Great for improving data retrival in DynamoDB.

Query can only work on 1 partition key value at a time.

Indexes are a way to provide an alternative view on table data.

You have the ability to `choose which attributes are projected` to the table.

### Local Secondary Indexes (LSI)

Alternative view on base table data. These must be created with a
table in the beginning.

    LSI cannot be added after the table is created.

Maximum of 5 LSI's per base table.

LSI allows `using alternative sort key` on the table but `the same partition key`.

`Shares the RCU and WCU with the table`, if the main table is using provisioned capacity.

Attributes that can be projected into the LSI has the following options:

- ALL
- KEYS_ONLY
- INCLUDE (lets you choose attributes)

#### Example

As we know scan operation for getting the Sunny Days from the base table is time consuming and costly. We can create LSI during the base table creation instead, using the _sunny day_ attribute as the sort key.

![img](./imgs/dynamo-db/DDB-Local-Secondary-Indexes-LSI.webp)

The indexes are sparse. Only items that has value for the attribute used as sort key are included for indexing.
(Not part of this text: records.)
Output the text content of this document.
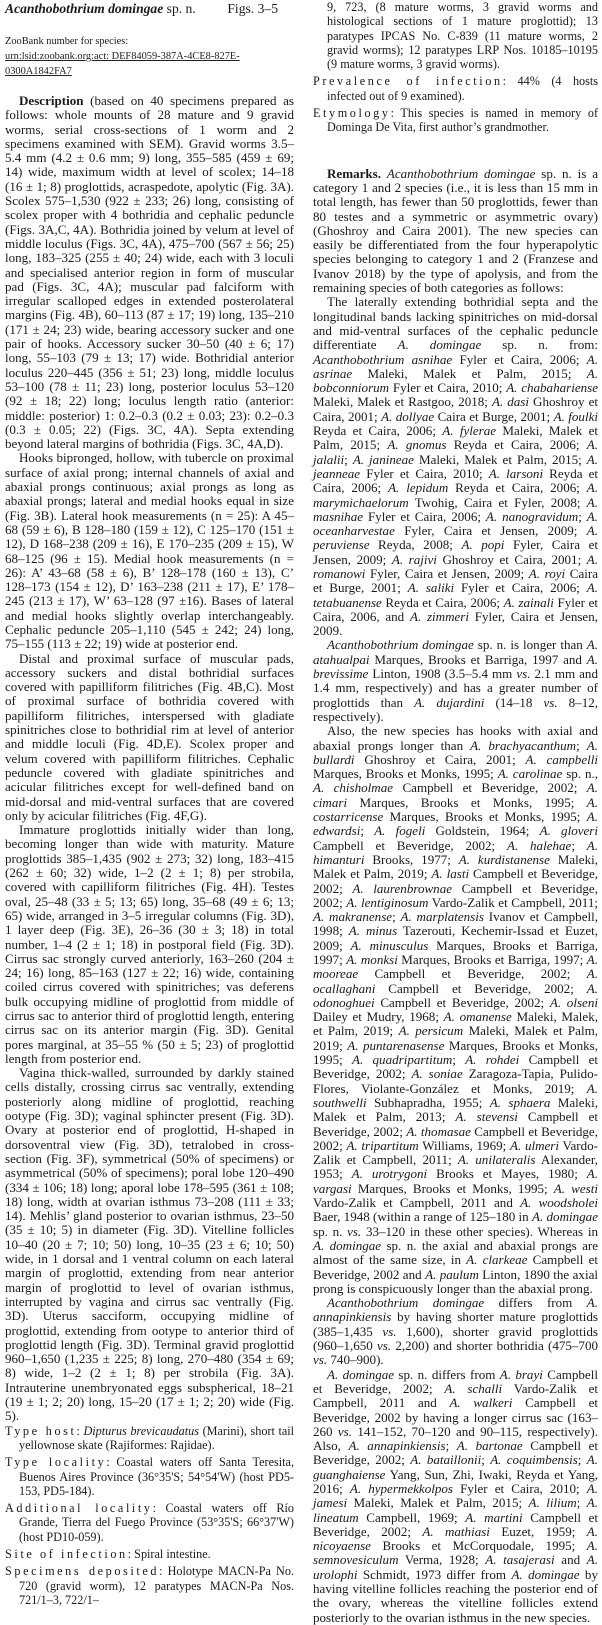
Acanthobothrium domingae sp. n. Figs. 3–5
ZooBank number for species:
urn:lsid:zoobank.org:act: DEF84059-387A-4CE8-827E-0300A1842FA7

Description (based on 40 specimens prepared as follows: whole mounts of 28 mature and 9 gravid worms, serial cross-sections of 1 worm and 2 specimens examined with SEM). Gravid worms 3.5–5.4 mm (4.2 ± 0.6 mm; 9) long, 355–585 (459 ± 69; 14) wide, maximum width at level of scolex; 14–18 (16 ± 1; 8) proglottids, acraspedote, apolytic (Fig. 3A). Scolex 575–1,530 (922 ± 233; 26) long, consisting of scolex proper with 4 bothridia and cephalic peduncle (Figs. 3A,C, 4A). Bothridia joined by velum at level of middle loculus (Figs. 3C, 4A), 475–700 (567 ± 56; 25) long, 183–325 (255 ± 40; 24) wide, each with 3 loculi and specialised anterior region in form of muscular pad (Figs. 3C, 4A); muscular pad falciform with irregular scalloped edges in extended posterolateral margins (Fig. 4B), 60–113 (87 ± 17; 19) long, 135–210 (171 ± 24; 23) wide, bearing accessory sucker and one pair of hooks. Accessory sucker 30–50 (40 ± 6; 17) long, 55–103 (79 ± 13; 17) wide. Bothridial anterior loculus 220–445 (356 ± 51; 23) long, middle loculus 53–100 (78 ± 11; 23) long, posterior loculus 53–120 (92 ± 18; 22) long; loculus length ratio (anterior: middle: posterior) 1: 0.2–0.3 (0.2 ± 0.03; 23): 0.2–0.3 (0.3 ± 0.05; 22) (Figs. 3C, 4A). Septa extending beyond lateral margins of bothridia (Figs. 3C, 4A,D).

Hooks bipronged, hollow, with tubercle on proximal surface of axial prong; internal channels of axial and abaxial prongs continuous; axial prongs as long as abaxial prongs; lateral and medial hooks equal in size (Fig. 3B). Lateral hook measurements (n = 25): A 45–68 (59 ± 6), B 128–180 (159 ± 12), C 125–170 (151 ± 12), D 168–238 (209 ± 16), E 170–235 (209 ± 15), W 68–125 (96 ± 15). Medial hook measurements (n = 26): A’ 43–68 (58 ± 6), B’ 128–178 (160 ± 13), C’ 128–173 (154 ± 12), D’ 163–238 (211 ± 17), E’ 178–245 (213 ± 17), W’ 63–128 (97 ±16). Bases of lateral and medial hooks slightly overlap interchangeably. Cephalic peduncle 205–1,110 (545 ± 242; 24) long, 75–155 (113 ± 22; 19) wide at posterior end.

Distal and proximal surface of muscular pads, accessory suckers and distal bothridial surfaces covered with papilliform filitriches (Fig. 4B,C). Most of proximal surface of bothridia covered with papilliform filitriches, interspersed with gladiate spinitriches close to bothridial rim at level of anterior and middle loculi (Fig. 4D,E). Scolex proper and velum covered with papilliform filitriches. Cephalic peduncle covered with gladiate spinitriches and acicular filitriches except for well-defined band on mid-dorsal and mid-ventral surfaces that are covered only by acicular filitriches (Fig. 4F,G).

Immature proglottids initially wider than long, becoming longer than wide with maturity. Mature proglottids 385–1,435 (902 ± 273; 32) long, 183–415 (262 ± 60; 32) wide, 1–2 (2 ± 1; 8) per strobila, covered with capilliform filitriches (Fig. 4H). Testes oval, 25–48 (33 ± 5; 13; 65) long, 35–68 (49 ± 6; 13; 65) wide, arranged in 3–5 irregular columns (Fig. 3D), 1 layer deep (Fig. 3E), 26–36 (30 ± 3; 18) in total number, 1–4 (2 ± 1; 18) in postporal field (Fig. 3D). Cirrus sac strongly curved anteriorly, 163–260 (204 ± 24; 16) long, 85–163 (127 ± 22; 16) wide, containing coiled cirrus covered with spinitriches; vas deferens bulk occupying midline of proglottid from middle of cirrus sac to anterior third of proglottid length, entering cirrus sac on its anterior margin (Fig. 3D). Genital pores marginal, at 35–55 % (50 ± 5; 23) of proglottid length from posterior end.

Vagina thick-walled, surrounded by darkly stained cells distally, crossing cirrus sac ventrally, extending posteriorly along midline of proglottid, reaching ootype (Fig. 3D); vaginal sphincter present (Fig. 3D). Ovary at posterior end of proglottid, H-shaped in dorsoventral view (Fig. 3D), tetralobed in cross-section (Fig. 3F), symmetrical (50% of specimens) or asymmetrical (50% of specimens); poral lobe 120–490 (334 ± 106; 18) long; aporal lobe 178–595 (361 ± 108; 18) long, width at ovarian isthmus 73–208 (111 ± 33; 14). Mehlis’ gland posterior to ovarian isthmus, 23–50 (35 ± 10; 5) in diameter (Fig. 3D). Vitelline follicles 10–40 (20 ± 7; 10; 50) long, 10–35 (23 ± 6; 10; 50) wide, in 1 dorsal and 1 ventral column on each lateral margin of proglottid, extending from near anterior margin of proglottid to level of ovarian isthmus, interrupted by vagina and cirrus sac ventrally (Fig. 3D). Uterus sacciform, occupying midline of proglottid, extending from ootype to anterior third of proglottid length (Fig. 3D). Terminal gravid proglottid 960–1,650 (1,235 ± 225; 8) long, 270–480 (354 ± 69; 8) wide, 1–2 (2 ± 1; 8) per strobila (Fig. 3A). Intrauterine unembryonated eggs subspherical, 18–21 (19 ± 1; 2; 20) long, 15–20 (17 ± 1; 2; 20) wide (Fig. 5).

Type host: Dipturus brevicaudatus (Marini), short tail yellownose skate (Rajiformes: Rajidae).

Type locality: Coastal waters off Santa Teresita, Buenos Aires Province (36°35'S; 54°54'W) (host PD5-153, PD5-184).

Additional locality: Coastal waters off Río Grande, Tierra del Fuego Province (53°35'S; 66°37'W) (host PD10-059).

Site of infection: Spiral intestine.

Specimens deposited: Holotype MACN-Pa No. 720 (gravid worm), 12 paratypes MACN-Pa Nos. 721/1–3, 722/1–

9, 723, (8 mature worms, 3 gravid worms and histological sections of 1 mature proglottid); 13 paratypes IPCAS No. C-839 (11 mature worms, 2 gravid worms); 12 paratypes LRP Nos. 10185–10195 (9 mature worms, 3 gravid worms).

Prevalence of infection: 44% (4 hosts infected out of 9 examined).

Etymology: This species is named in memory of Dominga De Vita, first author’s grandmother.

Remarks. Acanthobothrium domingae sp. n. is a category 1 and 2 species (i.e., it is less than 15 mm in total length, has fewer than 50 proglottids, fewer than 80 testes and a symmetric or asymmetric ovary) (Ghoshroy and Caira 2001). The new species can easily be differentiated from the four hyperapolytic species belonging to category 1 and 2 (Franzese and Ivanov 2018) by the type of apolysis, and from the remaining species of both categories as follows:

The laterally extending bothridial septa and the longitudinal bands lacking spinitriches on mid-dorsal and mid-ventral surfaces of the cephalic peduncle differentiate A. domingae sp. n. from: Acanthobothrium asnihae Fyler et Caira, 2006; A. asrinae Maleki, Malek et Palm, 2015; A. bobconniorum Fyler et Caira, 2010; A. chabahariense Maleki, Malek et Rastgoo, 2018; A. dasi Ghoshroy et Caira, 2001; A. dollyae Caira et Burge, 2001; A. foulki Reyda et Caira, 2006; A. fylerae Maleki, Malek et Palm, 2015; A. gnomus Reyda et Caira, 2006; A. jalalii; A. janineae Maleki, Malek et Palm, 2015; A. jeanneae Fyler et Caira, 2010; A. larsoni Reyda et Caira, 2006; A. lepidum Reyda et Caira, 2006; A. marymichaelorum Twohig, Caira et Fyler, 2008; A. masnihae Fyler et Caira, 2006; A. nanogravidum; A. oceanharvestae Fyler, Caira et Jensen, 2009; A. peruviense Reyda, 2008; A. popi Fyler, Caira et Jensen, 2009; A. rajivi Ghoshroy et Caira, 2001; A. romanowi Fyler, Caira et Jensen, 2009; A. royi Caira et Burge, 2001; A. saliki Fyler et Caira, 2006; A. tetabuanense Reyda et Caira, 2006; A. zainali Fyler et Caira, 2006, and A. zimmeri Fyler, Caira et Jensen, 2009.

Acanthobothrium domingae sp. n. is longer than A. atahualpai Marques, Brooks et Barriga, 1997 and A. brevissime Linton, 1908 (3.5–5.4 mm vs. 2.1 mm and 1.4 mm, respectively) and has a greater number of proglottids than A. dujardini (14–18 vs. 8–12, respectively).

Also, the new species has hooks with axial and abaxial prongs longer than A. brachyacanthum; A. bullardi Ghoshroy et Caira, 2001; A. campbelli Marques, Brooks et Monks, 1995; A. carolinae sp. n., A. chisholmae Campbell et Beveridge, 2002; A. cimari Marques, Brooks et Monks, 1995; A. costarricense Marques, Brooks et Monks, 1995; A. edwardsi; A. fogeli Goldstein, 1964; A. gloveri Campbell et Beveridge, 2002; A. halehae; A. himanturi Brooks, 1977; A. kurdistanense Maleki, Malek et Palm, 2019; A. lasti Campbell et Beveridge, 2002; A. laurenbrownae Campbell et Beveridge, 2002; A. lentiginosum Vardo-Zalik et Campbell, 2011; A. makranense; A. marplatensis Ivanov et Campbell, 1998; A. minus Tazerouti, Kechemir-Issad et Euzet, 2009; A. minusculus Marques, Brooks et Barriga, 1997; A. monksi Marques, Brooks et Barriga, 1997; A. mooreae Campbell et Beveridge, 2002; A. ocallaghani Campbell et Beveridge, 2002; A. odonoghuei Campbell et Beveridge, 2002; A. olseni Dailey et Mudry, 1968; A. omanense Maleki, Malek, et Palm, 2019; A. persicum Maleki, Malek et Palm, 2019; A. puntarenasense Marques, Brooks et Monks, 1995; A. quadripartitum; A. rohdei Campbell et Beveridge, 2002; A. soniae Zaragoza-Tapia, Pulido-Flores, Violante-González et Monks, 2019; A. southwelli Subhapradha, 1955; A. sphaera Maleki, Malek et Palm, 2013; A. stevensi Campbell et Beveridge, 2002; A. thomasae Campbell et Beveridge, 2002; A. tripartitum Williams, 1969; A. ulmeri Vardo-Zalik et Campbell, 2011; A. unilateralis Alexander, 1953; A. urotrygoni Brooks et Mayes, 1980; A. vargasi Marques, Brooks et Monks, 1995; A. westi Vardo-Zalik et Campbell, 2011 and A. woodsholei Baer, 1948 (within a range of 125–180 in A. domingae sp. n. vs. 33–120 in these other species). Whereas in A. domingae sp. n. the axial and abaxial prongs are almost of the same size, in A. clarkeae Campbell et Beveridge, 2002 and A. paulum Linton, 1890 the axial prong is conspicuously longer than the abaxial prong.

Acanthobothrium domingae differs from A. annapinkiensis by having shorter mature proglottids (385–1,435 vs. 1,600), shorter gravid proglottids (960–1,650 vs. 2,200) and shorter bothridia (475–700 vs. 740–900).

A. domingae sp. n. differs from A. brayi Campbell et Beveridge, 2002; A. schalli Vardo-Zalik et Campbell, 2011 and A. walkeri Campbell et Beveridge, 2002 by having a longer cirrus sac (163–260 vs. 141–152, 70–120 and 90–115, respectively). Also, A. annapinkiensis; A. bartonae Campbell et Beveridge, 2002; A. bataillonii; A. coquimbensis; A. guanghaiense Yang, Sun, Zhi, Iwaki, Reyda et Yang, 2016; A. hypermekkolpos Fyler et Caira, 2010; A. jamesi Maleki, Malek et Palm, 2015; A. lilium; A. lineatum Campbell, 1969; A. martini Campbell et Beveridge, 2002; A. mathiasi Euzet, 1959; A. nicoyaense Brooks et McCorquodale, 1995; A. semnovesiculum Verma, 1928; A. tasajerasi and A. urolophi Schmidt, 1973 differ from A. domingae by having vitelline follicles reaching the posterior end of the ovary, whereas the vitelline follicles extend posteriorly to the ovarian isthmus in the new species.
### Global Secondary Indexes (GSI)

Can be created at any time and much more flexible.

There is a default limit of 20 GSIs for each table.

This allows for `alternative sort key` and `as well as partition key`.

GSI will `have their own RCU and WCU allocations`, if the main table is using provisioned capacity.

Attributes that can be projected into the GSI has the following options:

- ALL
- KEYS_ONLY
- INCLUDE (lets you choose attributes)

![img](./imgs/dynamo-db/DDB-Global-Secondary-Indexes-GSI.webp)

The indexes are sparse. Only items that has value for the attribute used as sort key are included for indexing.

Replication between base table and GSI is asynchronous

    GSIs are always eventually consistent

### Considerations

If you don't project a specific attribute, but then you require the attribute later. This is really inefficient and should be planned better as

    Queries on attributes NOT projected are expensive

AWS recommends GSI as default and only use LSI when `strong consistency` is required.

---

## DynamoDB Streams

DymanoDB stream is a time ordered list of changes to items in a DynamoDB table. A stream is a 24 hour rolling window of the changes.

It uses Kinesis streams behind the scenes.

This is enabled on a per table basis. This records

- Inserts
- Updates
- Deletes

Different view types influence what is in the stream.

### Example

Consider a table whose item is updated with one of its attribute removed.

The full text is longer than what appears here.